Das „Schweizers Lieblingslädle“ in Balingen Foto: Silke Thiercy

Die Bäckerei Schweizer ist bald Geschichte. Der Traditionsbetrieb wird zum Jahreswechsel vom Backhaus Mahl übernommen. Schweizer hat mit dem „Lieblingslädle“ auch eine Verkaufsstelle in Balingen. An der hat Mahl aber kein Interesse.

Die Öffnungszeiten sind seit einigen Wochen eingeschränkt, nachmittags ist der Laden zu.
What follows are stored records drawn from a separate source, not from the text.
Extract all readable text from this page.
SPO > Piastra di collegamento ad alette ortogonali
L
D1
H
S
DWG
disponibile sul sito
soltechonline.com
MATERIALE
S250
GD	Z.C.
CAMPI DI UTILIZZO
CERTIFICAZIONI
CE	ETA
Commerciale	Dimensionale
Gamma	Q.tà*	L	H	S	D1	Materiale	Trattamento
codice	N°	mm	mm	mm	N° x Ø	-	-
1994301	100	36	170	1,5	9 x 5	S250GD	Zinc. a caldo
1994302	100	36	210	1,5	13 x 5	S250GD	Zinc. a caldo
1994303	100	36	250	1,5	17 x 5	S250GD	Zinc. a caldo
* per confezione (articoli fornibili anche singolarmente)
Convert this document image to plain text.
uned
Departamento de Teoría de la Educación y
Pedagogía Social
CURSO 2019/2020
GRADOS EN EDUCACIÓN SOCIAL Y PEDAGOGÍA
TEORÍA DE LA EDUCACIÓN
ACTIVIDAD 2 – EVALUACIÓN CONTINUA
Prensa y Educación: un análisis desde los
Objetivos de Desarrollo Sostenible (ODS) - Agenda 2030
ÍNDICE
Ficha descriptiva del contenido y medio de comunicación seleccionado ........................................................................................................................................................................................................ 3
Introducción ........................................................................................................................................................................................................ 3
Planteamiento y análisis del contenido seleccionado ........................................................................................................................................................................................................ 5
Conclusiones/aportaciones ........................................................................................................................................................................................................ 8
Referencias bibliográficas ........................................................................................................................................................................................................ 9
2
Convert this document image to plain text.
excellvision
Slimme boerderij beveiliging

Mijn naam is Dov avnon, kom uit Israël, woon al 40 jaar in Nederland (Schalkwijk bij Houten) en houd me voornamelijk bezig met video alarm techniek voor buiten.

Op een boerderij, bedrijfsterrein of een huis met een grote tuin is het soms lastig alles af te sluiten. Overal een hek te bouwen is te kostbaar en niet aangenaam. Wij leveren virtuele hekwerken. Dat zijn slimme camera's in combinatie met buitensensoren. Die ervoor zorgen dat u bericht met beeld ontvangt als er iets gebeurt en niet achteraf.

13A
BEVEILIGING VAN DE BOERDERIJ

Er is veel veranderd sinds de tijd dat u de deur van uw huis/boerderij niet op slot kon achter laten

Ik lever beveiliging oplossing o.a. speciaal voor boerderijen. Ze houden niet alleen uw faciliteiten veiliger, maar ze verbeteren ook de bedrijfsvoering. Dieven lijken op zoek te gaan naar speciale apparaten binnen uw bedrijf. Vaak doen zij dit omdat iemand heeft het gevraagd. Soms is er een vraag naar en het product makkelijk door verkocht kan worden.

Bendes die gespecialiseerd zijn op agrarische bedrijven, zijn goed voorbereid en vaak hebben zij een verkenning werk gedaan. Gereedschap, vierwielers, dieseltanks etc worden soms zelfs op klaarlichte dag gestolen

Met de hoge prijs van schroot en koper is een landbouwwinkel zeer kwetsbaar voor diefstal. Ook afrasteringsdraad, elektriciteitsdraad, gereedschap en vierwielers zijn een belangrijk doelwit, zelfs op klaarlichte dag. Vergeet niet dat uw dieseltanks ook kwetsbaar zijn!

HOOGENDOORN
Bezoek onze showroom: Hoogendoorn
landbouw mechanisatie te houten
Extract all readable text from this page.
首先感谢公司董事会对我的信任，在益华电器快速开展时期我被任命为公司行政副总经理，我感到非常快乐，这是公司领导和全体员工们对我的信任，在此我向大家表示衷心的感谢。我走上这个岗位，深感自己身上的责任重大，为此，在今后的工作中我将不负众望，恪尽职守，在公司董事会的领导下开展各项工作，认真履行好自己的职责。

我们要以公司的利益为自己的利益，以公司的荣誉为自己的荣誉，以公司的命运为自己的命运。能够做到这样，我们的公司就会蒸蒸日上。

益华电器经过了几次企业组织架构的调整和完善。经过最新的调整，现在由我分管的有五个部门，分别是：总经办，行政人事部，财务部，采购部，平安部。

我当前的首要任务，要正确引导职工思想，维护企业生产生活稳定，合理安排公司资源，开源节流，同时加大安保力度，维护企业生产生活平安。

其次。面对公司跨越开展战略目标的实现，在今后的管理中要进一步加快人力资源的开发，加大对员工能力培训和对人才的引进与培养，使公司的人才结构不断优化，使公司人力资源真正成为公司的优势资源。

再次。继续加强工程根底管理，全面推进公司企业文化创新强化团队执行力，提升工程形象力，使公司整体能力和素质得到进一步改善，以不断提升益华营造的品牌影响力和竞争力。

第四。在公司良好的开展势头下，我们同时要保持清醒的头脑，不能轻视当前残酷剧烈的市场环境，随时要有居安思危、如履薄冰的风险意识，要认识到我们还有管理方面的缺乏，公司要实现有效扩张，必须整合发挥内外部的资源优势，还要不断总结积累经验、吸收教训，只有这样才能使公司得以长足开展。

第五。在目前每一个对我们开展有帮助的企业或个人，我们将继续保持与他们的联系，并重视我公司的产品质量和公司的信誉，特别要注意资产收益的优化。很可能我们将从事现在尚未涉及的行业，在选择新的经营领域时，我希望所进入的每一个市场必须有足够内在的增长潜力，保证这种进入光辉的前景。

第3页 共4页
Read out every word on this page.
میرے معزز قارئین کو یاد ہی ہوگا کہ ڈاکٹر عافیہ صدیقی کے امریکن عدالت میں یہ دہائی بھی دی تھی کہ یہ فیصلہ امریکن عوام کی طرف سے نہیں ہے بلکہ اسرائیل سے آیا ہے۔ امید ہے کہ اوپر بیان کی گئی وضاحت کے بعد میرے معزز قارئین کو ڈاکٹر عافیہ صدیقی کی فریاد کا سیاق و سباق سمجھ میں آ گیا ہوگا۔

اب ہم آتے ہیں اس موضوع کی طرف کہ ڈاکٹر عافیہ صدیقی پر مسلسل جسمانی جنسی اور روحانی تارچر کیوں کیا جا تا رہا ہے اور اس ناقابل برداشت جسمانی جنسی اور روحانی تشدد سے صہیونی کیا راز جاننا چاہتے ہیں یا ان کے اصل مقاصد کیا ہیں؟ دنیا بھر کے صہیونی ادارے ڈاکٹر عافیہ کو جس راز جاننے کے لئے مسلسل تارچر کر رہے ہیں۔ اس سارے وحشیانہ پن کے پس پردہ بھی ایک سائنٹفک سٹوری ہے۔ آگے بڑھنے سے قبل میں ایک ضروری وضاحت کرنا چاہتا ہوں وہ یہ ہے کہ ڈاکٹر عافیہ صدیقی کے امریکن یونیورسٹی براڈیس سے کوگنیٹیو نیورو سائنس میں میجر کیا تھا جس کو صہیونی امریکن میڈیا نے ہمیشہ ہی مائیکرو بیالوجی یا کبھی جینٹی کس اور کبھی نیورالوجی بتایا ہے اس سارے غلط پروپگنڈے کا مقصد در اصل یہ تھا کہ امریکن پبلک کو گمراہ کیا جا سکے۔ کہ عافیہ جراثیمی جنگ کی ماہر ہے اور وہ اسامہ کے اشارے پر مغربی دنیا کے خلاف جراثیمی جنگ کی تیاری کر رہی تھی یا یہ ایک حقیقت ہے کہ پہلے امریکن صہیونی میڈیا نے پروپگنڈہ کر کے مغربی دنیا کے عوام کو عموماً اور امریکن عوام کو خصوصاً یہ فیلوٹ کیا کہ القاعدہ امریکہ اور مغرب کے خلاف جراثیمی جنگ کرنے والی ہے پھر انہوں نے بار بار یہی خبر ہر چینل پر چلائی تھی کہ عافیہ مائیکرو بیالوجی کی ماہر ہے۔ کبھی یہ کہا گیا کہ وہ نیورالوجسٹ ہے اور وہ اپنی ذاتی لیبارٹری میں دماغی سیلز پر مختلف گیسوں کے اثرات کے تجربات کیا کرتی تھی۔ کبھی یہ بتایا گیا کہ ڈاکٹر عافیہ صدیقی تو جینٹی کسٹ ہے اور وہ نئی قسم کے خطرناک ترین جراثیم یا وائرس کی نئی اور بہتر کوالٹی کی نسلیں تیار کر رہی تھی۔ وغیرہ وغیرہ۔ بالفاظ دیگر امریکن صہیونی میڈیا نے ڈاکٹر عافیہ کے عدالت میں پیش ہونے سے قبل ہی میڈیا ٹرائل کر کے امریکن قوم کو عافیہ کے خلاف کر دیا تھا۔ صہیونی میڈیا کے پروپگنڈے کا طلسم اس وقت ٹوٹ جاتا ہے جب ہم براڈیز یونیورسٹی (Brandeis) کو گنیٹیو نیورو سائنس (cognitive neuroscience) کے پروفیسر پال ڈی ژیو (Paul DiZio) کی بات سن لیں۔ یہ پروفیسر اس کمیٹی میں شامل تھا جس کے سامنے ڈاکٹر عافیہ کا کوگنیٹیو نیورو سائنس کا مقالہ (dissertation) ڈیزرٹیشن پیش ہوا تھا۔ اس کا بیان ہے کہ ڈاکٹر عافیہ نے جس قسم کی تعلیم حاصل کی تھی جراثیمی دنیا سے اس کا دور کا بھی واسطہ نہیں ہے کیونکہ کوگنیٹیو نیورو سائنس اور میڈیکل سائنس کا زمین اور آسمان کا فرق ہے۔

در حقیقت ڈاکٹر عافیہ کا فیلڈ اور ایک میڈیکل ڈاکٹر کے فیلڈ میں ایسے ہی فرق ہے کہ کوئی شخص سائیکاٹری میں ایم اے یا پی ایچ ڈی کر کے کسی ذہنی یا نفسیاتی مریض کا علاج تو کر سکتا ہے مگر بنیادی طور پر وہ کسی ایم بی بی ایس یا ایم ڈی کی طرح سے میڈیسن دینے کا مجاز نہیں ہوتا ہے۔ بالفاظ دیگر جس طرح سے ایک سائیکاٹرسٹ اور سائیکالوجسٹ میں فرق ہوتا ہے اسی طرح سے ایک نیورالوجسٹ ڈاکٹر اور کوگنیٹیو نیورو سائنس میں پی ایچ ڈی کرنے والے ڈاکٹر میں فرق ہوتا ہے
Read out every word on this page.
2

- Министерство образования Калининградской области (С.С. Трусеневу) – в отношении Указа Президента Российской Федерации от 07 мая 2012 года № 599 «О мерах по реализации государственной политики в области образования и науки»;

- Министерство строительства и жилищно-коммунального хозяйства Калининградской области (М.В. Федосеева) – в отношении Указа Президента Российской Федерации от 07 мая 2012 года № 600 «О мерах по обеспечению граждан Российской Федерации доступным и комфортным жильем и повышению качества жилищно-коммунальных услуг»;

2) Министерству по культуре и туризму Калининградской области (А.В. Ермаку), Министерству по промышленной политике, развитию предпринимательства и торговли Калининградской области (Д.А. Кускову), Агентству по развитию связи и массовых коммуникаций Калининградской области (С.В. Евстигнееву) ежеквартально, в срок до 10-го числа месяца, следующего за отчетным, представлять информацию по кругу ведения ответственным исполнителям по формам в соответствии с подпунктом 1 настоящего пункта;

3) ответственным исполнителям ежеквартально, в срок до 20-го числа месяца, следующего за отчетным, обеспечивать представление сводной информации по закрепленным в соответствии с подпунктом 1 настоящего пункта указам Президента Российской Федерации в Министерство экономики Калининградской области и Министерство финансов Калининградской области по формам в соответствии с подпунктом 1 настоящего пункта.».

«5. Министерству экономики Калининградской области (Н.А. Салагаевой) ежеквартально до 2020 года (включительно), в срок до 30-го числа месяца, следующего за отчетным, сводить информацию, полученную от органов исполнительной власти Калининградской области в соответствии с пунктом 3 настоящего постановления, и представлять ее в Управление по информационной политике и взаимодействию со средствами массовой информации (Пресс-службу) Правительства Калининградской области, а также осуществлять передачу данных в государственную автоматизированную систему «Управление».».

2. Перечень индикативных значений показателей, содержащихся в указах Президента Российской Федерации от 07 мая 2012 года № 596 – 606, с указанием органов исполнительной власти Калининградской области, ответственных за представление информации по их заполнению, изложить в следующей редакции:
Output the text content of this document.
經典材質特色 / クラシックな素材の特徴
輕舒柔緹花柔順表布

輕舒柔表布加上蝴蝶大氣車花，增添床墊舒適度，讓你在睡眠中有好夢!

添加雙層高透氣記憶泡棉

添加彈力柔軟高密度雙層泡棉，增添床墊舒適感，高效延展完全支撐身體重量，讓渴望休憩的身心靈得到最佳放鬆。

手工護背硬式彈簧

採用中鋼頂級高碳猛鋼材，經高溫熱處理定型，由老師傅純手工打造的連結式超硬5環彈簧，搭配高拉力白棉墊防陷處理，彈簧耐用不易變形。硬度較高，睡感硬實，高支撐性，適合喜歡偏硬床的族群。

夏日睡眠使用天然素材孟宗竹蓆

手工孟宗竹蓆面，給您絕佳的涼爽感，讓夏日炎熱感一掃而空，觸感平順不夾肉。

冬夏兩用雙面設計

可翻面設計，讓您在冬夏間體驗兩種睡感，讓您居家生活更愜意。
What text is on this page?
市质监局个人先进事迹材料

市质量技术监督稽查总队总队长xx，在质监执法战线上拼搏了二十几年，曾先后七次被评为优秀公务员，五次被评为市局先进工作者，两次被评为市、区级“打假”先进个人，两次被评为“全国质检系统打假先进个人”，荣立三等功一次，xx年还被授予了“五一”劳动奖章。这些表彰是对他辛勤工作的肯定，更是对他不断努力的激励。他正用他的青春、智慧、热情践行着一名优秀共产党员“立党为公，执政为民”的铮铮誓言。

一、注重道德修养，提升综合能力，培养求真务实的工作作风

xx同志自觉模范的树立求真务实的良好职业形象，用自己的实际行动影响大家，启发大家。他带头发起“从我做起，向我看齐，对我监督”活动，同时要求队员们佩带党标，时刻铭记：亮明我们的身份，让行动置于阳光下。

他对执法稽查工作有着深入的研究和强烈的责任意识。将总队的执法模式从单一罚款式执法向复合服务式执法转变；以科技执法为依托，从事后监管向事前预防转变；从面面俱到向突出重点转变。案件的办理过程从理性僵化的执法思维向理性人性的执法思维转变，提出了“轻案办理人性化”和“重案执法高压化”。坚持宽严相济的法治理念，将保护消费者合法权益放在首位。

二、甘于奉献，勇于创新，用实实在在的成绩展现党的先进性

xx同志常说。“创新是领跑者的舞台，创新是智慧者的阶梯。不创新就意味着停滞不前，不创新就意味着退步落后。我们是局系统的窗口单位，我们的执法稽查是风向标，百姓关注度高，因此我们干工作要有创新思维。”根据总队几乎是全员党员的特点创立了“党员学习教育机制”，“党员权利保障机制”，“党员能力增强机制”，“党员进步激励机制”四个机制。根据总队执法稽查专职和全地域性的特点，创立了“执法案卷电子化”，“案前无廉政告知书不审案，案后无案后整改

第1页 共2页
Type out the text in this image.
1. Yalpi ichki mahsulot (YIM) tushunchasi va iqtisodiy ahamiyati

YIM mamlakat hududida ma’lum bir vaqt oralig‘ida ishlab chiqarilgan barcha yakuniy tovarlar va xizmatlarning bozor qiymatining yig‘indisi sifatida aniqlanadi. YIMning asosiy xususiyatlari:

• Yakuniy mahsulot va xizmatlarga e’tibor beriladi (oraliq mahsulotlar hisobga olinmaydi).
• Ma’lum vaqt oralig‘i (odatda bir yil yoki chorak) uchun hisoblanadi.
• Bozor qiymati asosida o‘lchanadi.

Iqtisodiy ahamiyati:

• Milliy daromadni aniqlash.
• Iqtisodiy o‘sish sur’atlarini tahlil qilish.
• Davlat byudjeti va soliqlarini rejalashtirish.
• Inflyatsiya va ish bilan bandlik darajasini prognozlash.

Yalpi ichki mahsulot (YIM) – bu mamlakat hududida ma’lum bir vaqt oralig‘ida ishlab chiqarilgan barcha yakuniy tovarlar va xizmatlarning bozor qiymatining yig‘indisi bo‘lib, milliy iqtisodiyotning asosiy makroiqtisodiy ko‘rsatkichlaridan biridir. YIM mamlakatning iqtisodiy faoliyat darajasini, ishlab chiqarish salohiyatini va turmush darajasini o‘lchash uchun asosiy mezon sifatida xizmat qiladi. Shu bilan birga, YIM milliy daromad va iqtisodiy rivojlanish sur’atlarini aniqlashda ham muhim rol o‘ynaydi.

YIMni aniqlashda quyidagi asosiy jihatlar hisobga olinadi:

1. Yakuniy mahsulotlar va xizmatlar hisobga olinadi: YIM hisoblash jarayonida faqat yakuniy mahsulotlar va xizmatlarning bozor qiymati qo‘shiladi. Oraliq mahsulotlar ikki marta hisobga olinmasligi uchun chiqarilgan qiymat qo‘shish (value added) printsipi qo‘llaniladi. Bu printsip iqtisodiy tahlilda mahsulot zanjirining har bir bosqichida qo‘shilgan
An der Eingangstür hängt ein Plakat: „Mitarbeiter gesucht“. Am Personalmangel liegt es aber nicht, dass es mit dem „Lieblingslädle“ in der Oberen Kirchstraße 10 in Balingen womöglich nicht weitergeht.

 

Mahl übernimmt nicht alle Schweizer-Filialen

Betrieben wird die Filiale seit 2014 von der Bäckerei Schweizer mit Hauptsitz in Bisingen-Steinhofen. Mit 69 respektive 66 Jahren gehen die Inhaber Alfred und Jutta Schweizer in den Ruhestand. Sohn Florian Schweizer kann den Betrieb nicht weiterführen – er hat eine Mehlstauballergie, wie es in einer gemeinsamen Pressemitteilung von Mahl und Schweizer heißt.

Die Mitarbeiter werden weiter beschäftigt

Die 30 Schweizer-Mitarbeiter werden laut Mitteilung bei Mahl weiterbeschäftigt. Allerdings werden drei Filialen geschlossen, da sie für das Unternehmen nicht rentabel seien: eine in Grosselfingen, eine in der Hohenlaienstraße in Bisingen und eben jene in Balingen.

Die angekündigte Schließung ist das Top-Thema bei den Kunden in der Oberen Kirchstraße, die sich dort auch gerne auf eine Tasse Kaffee und ein Stück Kuchen treffen. „Vielleicht findet sich ja einer, der das weiter betreibt“, meint eine ältere Dame. Ihre Bekannte wirft ein: „Es wäre schade um die Einrichtung.“

Kunden mussten einen Umweg laufen

Ab Februar waren die Obere und die Untere Kirchstraße für den Verkehr gesperrt. Die Stadt ließ Nahwärme-Leitungen unter dem Asphalt verlegen. Das habe man am Umsatz gemerkt, sagt Alfred Schweizer gegenüber unserer Redaktion. Die Kunden hätten einen Umweg um die Bauzäune laufen müssen, um an ihre Pfefferbrezeln oder Dinkelbrote zu kommen. Das war vielen wohl zu umständlich.

Ab dem Frühjahr hat der Bäckermeister sich bei Kollegen umgehört, erklärt Schweizer. „Ich habe unter Bekannten und Betrieben gefragt, wer Nachfolger werden will.“ Dass mit dem Backhaus Mahl ein Traditionsbetrieb seinen Traditionsbetrieb weiterführt freue ihn sehr.

Suche nach einem Betreiber geht weiter

Als reine Verkaufsstelle ohne angegliederte Backstube sei das „Lieblingslädle“ für das Unternehmen Mahl nicht rentabel. Gleichwohl sei er weiter auf der Suche nach Interessenten, sagt Schweizer. „Ich habe aber noch niemanden gefunden.“

Bekannt ist die Balinger Schweizer-Filiale unter anderem für die Pfefferbrezeln. Sind diese im Angebot, scheint sich das unter den Kunden herum zu sprechen – diese Backwaren sind ruckzuck ausverkauft. Müssen die Balinger in Zukunft auf diese Spezialität verzichten?

Schweizer gibt es seit 1964

Das ist auch für die anderen Filialen, die Mahl sicher übernimmt, noch nicht geklärt. Die Bäcker befänden sich derzeit noch in der Abstimmung, welche Schweizer-Produkte den Weg ins Sortiment von Mahl finden, heißt es von Unternehmensseite.

1964 kamen Bäckermeister Alfred Schweizer und seine Frau Gertrud aus Schwäbisch Gmünd nach Bisingen-Steinhofen, um die dortige Bäckerei zu übernehmen. 1990 übergaben die beiden den Betrieb an ihren Sohn Alfred und dessen Frau Jutta. Einem zweiten Standort in Bisingen folgte 2001 ein weiterer im Hechinger Stockoch, heute unterhält Schweizer fünf Standorte in Bisingen, Hechingen, Grosselfingen und Balingen.

Das Backhaus Mahl hat seinen Hauptstitz in Stetten am kalten Markt.